Slaughterhouse Rulez

Slaughterhouse Rulez is a British horror-thriller movie, written, directed and produced by Crispian Mills. This is Mills’ second time directing, although he may be better known as the frontman of the band Kalu Shaker. The movie itself has a difficult plot to talk about, given the fact that there seems to be no ‘main plot.’ Instead, the film seems to have the numerous sub-plots that an average movie has to tie the main storyline together, without the main storyline actually being apparent in this case.

Led by a young cast, Finn Cole (Don  Wallace), a boy from a ‘working class’ family (despite the only obvious indicator to his class being a northern accent) is accepted into Slaughterhouse, an elite boarding school for the people of tomorrow. Making firm friends with Willoughby Blake (Asa Butterfield), his roommate who is battling demons of his sexuality and the depression of his boyfriend (and old roommate) taking his life in the previous term.
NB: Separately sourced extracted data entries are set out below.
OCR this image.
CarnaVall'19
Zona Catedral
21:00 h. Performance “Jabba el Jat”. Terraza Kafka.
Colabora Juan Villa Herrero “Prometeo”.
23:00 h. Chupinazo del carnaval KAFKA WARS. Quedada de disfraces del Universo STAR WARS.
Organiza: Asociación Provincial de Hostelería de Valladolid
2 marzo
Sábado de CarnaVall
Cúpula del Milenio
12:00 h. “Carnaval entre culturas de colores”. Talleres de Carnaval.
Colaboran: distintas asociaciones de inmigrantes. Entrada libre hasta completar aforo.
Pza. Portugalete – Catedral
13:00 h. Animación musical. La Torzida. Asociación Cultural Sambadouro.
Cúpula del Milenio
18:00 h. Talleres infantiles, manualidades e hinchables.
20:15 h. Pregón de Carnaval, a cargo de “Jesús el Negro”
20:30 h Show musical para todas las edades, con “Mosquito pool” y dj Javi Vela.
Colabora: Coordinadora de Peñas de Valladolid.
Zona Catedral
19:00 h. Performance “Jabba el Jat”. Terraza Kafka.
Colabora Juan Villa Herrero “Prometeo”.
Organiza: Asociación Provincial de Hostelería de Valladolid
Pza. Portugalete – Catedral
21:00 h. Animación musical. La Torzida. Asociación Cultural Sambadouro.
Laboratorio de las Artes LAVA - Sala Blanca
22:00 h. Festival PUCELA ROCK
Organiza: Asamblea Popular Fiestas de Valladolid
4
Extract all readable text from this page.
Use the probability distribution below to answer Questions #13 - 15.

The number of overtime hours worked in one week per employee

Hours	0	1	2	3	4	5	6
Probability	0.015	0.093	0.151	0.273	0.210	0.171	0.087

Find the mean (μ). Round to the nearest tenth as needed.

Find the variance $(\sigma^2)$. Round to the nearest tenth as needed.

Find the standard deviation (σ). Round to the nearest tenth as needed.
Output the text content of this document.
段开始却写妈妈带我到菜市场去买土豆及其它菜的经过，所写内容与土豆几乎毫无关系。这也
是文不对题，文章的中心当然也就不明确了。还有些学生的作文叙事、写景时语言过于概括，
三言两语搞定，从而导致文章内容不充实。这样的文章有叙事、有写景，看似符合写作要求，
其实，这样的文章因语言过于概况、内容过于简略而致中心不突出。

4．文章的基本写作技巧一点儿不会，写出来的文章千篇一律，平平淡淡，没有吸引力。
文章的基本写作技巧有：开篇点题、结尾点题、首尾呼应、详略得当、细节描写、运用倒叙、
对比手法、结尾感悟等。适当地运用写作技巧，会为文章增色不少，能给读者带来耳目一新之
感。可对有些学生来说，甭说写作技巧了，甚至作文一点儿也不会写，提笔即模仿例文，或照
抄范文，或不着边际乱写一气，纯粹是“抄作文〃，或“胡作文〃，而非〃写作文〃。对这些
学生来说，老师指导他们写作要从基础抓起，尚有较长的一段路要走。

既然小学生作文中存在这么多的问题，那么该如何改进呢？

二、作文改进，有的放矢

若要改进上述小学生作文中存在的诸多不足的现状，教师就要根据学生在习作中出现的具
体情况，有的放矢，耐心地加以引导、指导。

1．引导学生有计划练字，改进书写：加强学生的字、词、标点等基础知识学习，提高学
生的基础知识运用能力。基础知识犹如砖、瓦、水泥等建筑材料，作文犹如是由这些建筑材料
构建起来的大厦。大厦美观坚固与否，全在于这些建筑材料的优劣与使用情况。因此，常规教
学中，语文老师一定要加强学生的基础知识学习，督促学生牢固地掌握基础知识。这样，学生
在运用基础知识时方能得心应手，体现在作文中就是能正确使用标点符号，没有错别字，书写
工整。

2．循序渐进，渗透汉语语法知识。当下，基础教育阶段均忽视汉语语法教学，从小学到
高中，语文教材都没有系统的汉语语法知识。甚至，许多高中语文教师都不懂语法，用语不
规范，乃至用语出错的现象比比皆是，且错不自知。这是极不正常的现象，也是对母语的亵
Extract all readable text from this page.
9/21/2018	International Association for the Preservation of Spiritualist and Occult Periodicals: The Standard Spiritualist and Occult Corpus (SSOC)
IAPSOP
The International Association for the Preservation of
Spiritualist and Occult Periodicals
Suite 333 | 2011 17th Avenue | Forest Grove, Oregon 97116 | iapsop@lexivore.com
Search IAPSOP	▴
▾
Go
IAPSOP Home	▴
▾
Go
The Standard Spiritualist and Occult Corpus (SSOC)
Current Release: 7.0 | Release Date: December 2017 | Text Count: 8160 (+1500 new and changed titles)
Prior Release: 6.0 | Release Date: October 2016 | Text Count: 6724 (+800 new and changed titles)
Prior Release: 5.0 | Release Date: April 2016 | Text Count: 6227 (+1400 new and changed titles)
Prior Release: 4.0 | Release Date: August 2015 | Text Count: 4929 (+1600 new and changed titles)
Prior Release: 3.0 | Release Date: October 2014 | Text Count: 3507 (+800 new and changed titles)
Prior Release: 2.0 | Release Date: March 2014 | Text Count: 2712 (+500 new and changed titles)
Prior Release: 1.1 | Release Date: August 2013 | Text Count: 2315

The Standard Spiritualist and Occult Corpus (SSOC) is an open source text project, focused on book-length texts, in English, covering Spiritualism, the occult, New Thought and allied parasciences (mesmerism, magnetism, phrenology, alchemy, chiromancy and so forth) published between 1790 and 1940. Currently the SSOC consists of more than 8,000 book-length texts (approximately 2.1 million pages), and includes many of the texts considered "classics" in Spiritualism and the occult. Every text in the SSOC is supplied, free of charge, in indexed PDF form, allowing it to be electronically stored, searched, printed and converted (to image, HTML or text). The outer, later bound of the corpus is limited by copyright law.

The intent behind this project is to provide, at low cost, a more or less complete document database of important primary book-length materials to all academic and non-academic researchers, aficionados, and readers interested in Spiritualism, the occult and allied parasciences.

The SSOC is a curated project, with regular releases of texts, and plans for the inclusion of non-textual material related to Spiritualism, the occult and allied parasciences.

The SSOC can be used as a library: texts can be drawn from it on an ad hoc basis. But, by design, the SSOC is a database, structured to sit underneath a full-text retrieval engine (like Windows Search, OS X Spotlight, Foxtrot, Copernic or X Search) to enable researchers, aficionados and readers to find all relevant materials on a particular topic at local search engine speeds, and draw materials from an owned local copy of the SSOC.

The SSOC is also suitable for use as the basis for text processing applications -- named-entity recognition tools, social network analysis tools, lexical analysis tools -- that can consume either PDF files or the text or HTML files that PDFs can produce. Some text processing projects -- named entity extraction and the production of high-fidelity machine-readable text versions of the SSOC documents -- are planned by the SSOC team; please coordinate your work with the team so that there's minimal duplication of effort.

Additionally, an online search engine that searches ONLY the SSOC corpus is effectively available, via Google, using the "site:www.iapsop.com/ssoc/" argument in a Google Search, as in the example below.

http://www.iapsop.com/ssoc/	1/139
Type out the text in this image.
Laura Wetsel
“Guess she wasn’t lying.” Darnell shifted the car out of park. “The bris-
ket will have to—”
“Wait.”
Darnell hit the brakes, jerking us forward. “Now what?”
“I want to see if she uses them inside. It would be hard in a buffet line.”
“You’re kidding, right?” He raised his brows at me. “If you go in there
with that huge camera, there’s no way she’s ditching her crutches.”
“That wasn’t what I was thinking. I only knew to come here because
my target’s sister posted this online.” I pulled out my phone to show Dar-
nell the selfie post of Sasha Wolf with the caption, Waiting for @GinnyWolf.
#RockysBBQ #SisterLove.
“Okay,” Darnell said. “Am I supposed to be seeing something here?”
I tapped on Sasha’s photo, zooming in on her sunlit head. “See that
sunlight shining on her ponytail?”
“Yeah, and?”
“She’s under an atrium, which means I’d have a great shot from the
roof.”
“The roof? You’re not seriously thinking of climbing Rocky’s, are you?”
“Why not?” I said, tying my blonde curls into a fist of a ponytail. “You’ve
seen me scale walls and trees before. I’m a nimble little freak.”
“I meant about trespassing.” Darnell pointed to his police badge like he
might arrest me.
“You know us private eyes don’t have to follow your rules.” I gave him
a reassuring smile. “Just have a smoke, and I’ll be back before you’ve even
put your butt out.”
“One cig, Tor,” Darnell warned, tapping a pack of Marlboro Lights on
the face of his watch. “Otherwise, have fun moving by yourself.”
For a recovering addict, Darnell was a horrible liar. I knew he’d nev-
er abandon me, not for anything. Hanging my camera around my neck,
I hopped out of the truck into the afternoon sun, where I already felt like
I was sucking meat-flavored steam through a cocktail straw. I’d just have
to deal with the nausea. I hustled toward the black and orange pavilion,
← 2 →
The two of them find themselves in constant trouble. From Finn falling for sixth former and future god Clemise Lawrence (Hermione Corfield), to constantly being on the receiving end of prefect Clegg’s (Tom Rhys Harries) punishments, it’s not exactly an easy start to the term.

Least of their worries, at the edge of the school’s grounds is a new fracking site, which causes the opening of a sinkhole and the release of a whole load of methane gas. Approximately two-thirds of the way into this movie, after a bout of fracking causes a powercut, the main gang stumble across the real reason for despair, a subterranean species of beast and methane gas,hellbent on killing everyone in its path. For the rest of the movie, the team try to overcome the never truly explained creatures, with the help of headmaster Michael Sheen, alcoholic teacher Simon Pegg and fracking hater/magic mushroom enthusiast/ex Slaughterhouse god turned hippie Nick Frost. Oh, and Margot Robbie is in there too.

Although the young cast all hold their own, bringing both laughs and serious concerns to the screen, the plot and script just aren’t enough of a match to turn any of their performances into anything much. The first film by Stolen Pictures, Pegg and Frost’s production company, isn’t the best of starts for the company. The shame of it is, the cast should bring this movie into the ranks of the Cornetto Trilogy and it just doesn’t. Full of the same stereotypical clichés, what it fails to bring is the Corneto’s sense of self-deprecation. Where Shaun of the Dead (2004) acknowledges its parody tropes, Slaughterhouse Rulez seems to do the opposite.

There’s not much positive to say about this movie, which is confusing because it’s not necessarily a bad film, just poorly written and relatively confusing to watch. All plot aside though, the movie is worth the watch based solely on school boy Caspar De Brunose (Jamie Blackley) serving serious young Robert Downey Jr vibes.